MLAs defeated a motion last Thursday that would have created regional offices to take the place of those that will be lost when the federal government eliminates regional land and water boards to create one superboard.
The motion, put forward by MLA Bob Bromley and seconded by Deh Cho MLA Michael Nadli, asked the GNWT to work with Aboriginal governments to establish and staff regional offices “as a basis for ensuring meaningful input into land and water management structures.”
Bromley said the motion was put forward in response to the “crystal clear and unanimous voices of our Aboriginal partners,” numerous non-Aboriginal residents and the admission of industry that the regional boards are working well.
With attempts to stop the federal legislation in Ottawa unsuccessful, Bromley thought it was imperative to take mitigative strides at the territorial level.
“We have a situation where we need to try and do something to make the best of a bad situation, keeping the regional capacity in places that allow the boards to keep a finger on the pulse of each region and allow for direct engagement with people in each region,” he told the assembly.
“Really this motion…urges Cabinet to sit down with our Aboriginal partners and discuss with them what mitigation can be taken, what specific actions can be put in place and structures to address the gap that this will be leaving.”
Seven in favour, 11 against
Seven MLAs were in favour of the motion, particularly its premise of more consultation.
“This motion asks the government of the Northwest Territories towork with our regional government partners. If you’re doing it already, why should we not continue on and work with them on something which they think is so terribly important?” commented Frame Lake MLA Wendy Bisaro.
Though Range Lake MLA Daryl Dolynny agreed that the devolution bill is not perfect, he voted against Bromley’s motion, stating he believes the included regulatory changes are needed to modernize the NWT.
“I believe we are striving for a territory of greater efficiency putting us, in my humble opinion, at the same level playing field as other jurisdictions such as our sister territory of the Yukon,” Dolynny said. “This new concept should allow us to focus on more efficiency and all the while hopeful that we are able to concentrate and further develop our land use plans and have strong, continued negotiations for our unsettled land claims.”

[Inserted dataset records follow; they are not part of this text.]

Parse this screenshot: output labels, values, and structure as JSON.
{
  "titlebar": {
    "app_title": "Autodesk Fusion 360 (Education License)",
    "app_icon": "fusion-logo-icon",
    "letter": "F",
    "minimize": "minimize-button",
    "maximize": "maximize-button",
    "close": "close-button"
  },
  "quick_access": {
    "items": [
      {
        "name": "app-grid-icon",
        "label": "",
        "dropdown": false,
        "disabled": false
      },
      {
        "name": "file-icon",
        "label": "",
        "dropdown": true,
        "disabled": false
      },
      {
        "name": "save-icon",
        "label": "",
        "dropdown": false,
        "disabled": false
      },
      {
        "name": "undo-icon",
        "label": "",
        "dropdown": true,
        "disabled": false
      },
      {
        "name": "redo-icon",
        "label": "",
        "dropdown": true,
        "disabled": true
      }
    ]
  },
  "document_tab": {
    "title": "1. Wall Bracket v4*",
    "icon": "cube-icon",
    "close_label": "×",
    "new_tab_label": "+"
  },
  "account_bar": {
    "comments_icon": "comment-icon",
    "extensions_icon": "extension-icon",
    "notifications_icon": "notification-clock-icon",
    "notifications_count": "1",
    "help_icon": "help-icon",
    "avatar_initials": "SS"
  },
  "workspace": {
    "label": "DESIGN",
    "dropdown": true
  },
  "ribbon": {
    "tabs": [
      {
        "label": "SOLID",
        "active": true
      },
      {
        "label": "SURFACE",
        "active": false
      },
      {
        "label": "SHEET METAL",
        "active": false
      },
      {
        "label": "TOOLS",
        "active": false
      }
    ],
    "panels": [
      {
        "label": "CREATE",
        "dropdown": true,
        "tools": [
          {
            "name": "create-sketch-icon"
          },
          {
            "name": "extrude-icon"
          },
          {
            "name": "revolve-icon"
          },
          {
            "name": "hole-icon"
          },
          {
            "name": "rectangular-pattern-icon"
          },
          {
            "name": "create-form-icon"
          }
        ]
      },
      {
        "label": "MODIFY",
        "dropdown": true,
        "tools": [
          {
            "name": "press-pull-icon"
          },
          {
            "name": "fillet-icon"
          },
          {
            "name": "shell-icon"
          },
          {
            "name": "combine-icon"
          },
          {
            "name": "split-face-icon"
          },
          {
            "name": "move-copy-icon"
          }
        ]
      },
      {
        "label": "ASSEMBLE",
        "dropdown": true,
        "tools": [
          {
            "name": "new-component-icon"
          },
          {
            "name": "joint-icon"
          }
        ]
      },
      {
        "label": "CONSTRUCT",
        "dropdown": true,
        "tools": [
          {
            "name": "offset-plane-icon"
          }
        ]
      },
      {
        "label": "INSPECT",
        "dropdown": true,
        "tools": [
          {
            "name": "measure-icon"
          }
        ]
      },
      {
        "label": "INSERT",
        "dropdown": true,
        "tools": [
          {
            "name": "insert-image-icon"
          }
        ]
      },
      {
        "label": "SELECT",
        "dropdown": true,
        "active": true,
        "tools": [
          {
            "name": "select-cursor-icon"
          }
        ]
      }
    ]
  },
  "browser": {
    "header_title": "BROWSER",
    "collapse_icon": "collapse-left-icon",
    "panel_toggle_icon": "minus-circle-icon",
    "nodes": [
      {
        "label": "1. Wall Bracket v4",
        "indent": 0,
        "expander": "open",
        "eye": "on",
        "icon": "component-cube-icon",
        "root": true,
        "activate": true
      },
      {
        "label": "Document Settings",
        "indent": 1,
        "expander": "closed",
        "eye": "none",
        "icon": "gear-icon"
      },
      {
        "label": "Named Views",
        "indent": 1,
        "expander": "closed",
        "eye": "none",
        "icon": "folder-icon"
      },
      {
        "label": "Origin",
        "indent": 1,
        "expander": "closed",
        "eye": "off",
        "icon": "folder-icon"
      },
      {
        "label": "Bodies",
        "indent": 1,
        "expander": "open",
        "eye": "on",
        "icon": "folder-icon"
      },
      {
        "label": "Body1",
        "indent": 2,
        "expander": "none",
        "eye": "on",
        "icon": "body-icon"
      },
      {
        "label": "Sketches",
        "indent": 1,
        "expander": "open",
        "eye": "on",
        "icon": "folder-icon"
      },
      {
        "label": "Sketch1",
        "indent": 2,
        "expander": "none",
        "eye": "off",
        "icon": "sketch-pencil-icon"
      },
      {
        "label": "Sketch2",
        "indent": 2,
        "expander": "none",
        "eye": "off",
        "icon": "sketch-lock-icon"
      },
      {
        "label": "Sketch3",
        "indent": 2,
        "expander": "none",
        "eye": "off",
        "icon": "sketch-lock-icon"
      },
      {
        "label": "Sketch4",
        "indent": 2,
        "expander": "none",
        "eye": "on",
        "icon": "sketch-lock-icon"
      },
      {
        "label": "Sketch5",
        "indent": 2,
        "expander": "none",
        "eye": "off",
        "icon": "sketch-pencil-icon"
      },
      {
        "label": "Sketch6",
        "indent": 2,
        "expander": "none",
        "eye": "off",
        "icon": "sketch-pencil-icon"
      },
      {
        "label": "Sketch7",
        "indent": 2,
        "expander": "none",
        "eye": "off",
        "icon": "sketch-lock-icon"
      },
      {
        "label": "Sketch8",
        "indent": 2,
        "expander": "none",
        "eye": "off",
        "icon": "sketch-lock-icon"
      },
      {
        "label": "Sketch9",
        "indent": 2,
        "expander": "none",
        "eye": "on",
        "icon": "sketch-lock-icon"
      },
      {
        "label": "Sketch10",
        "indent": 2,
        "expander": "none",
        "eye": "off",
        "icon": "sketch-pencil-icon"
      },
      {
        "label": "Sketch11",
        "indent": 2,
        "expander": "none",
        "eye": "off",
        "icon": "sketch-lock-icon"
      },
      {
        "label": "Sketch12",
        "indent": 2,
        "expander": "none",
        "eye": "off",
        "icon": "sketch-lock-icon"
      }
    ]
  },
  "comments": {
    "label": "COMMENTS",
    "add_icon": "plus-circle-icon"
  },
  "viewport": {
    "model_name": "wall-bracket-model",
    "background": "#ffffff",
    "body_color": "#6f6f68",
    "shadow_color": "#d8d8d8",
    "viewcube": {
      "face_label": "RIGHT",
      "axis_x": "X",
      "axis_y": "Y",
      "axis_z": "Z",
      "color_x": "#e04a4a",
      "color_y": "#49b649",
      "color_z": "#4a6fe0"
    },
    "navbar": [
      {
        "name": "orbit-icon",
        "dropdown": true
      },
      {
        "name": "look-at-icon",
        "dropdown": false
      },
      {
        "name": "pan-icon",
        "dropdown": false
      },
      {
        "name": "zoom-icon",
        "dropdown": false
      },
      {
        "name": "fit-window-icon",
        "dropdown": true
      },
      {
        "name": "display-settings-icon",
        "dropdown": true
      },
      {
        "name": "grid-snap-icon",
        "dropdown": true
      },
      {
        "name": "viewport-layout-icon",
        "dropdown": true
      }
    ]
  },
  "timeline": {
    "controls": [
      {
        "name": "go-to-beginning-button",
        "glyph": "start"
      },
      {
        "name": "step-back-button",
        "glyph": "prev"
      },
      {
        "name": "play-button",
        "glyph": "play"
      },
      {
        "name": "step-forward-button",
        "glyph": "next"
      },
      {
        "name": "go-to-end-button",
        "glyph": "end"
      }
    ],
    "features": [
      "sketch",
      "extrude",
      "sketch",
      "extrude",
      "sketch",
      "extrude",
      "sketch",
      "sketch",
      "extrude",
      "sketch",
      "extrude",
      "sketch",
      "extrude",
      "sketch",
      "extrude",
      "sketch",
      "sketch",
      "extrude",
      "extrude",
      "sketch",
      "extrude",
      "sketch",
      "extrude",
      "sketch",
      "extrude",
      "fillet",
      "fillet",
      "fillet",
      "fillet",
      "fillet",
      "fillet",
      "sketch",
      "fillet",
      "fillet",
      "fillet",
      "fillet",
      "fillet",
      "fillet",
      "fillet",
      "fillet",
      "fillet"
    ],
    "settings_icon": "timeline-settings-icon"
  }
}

Dolynny, along with three other regular MLAs and cabinet, voted against the motion.
New board will represent regions
Premier Bob McLeod argued there will be no lack of regional representation on the new superboard, which is an amalgamation of the existing regional boards.
“With respect to representation on the amalgamated board, there is a provision in Bill C-15 to allow three people to be appointed to review the application, including at least one member appointed from an Aboriginal government. This provides for representation similar in proportion to the current representation on regional boards,” he said.
“There is also a provision to allow the chairperson to designate additional board members to deal with the application in addition to the three people designated. This provides continued real representation.”
McLeod said the intergovernmental council to be established with Aboriginal governments through devolution will provide the forum for collaboration proposed in the motion.
“In this way, the views of Aboriginal governments will continue to be articulated and heard by the government of the Northwest Territories,” he said.
He added that members of the review boards are not meant to represent regions, but to take an impartial stance during assessments, as they do now.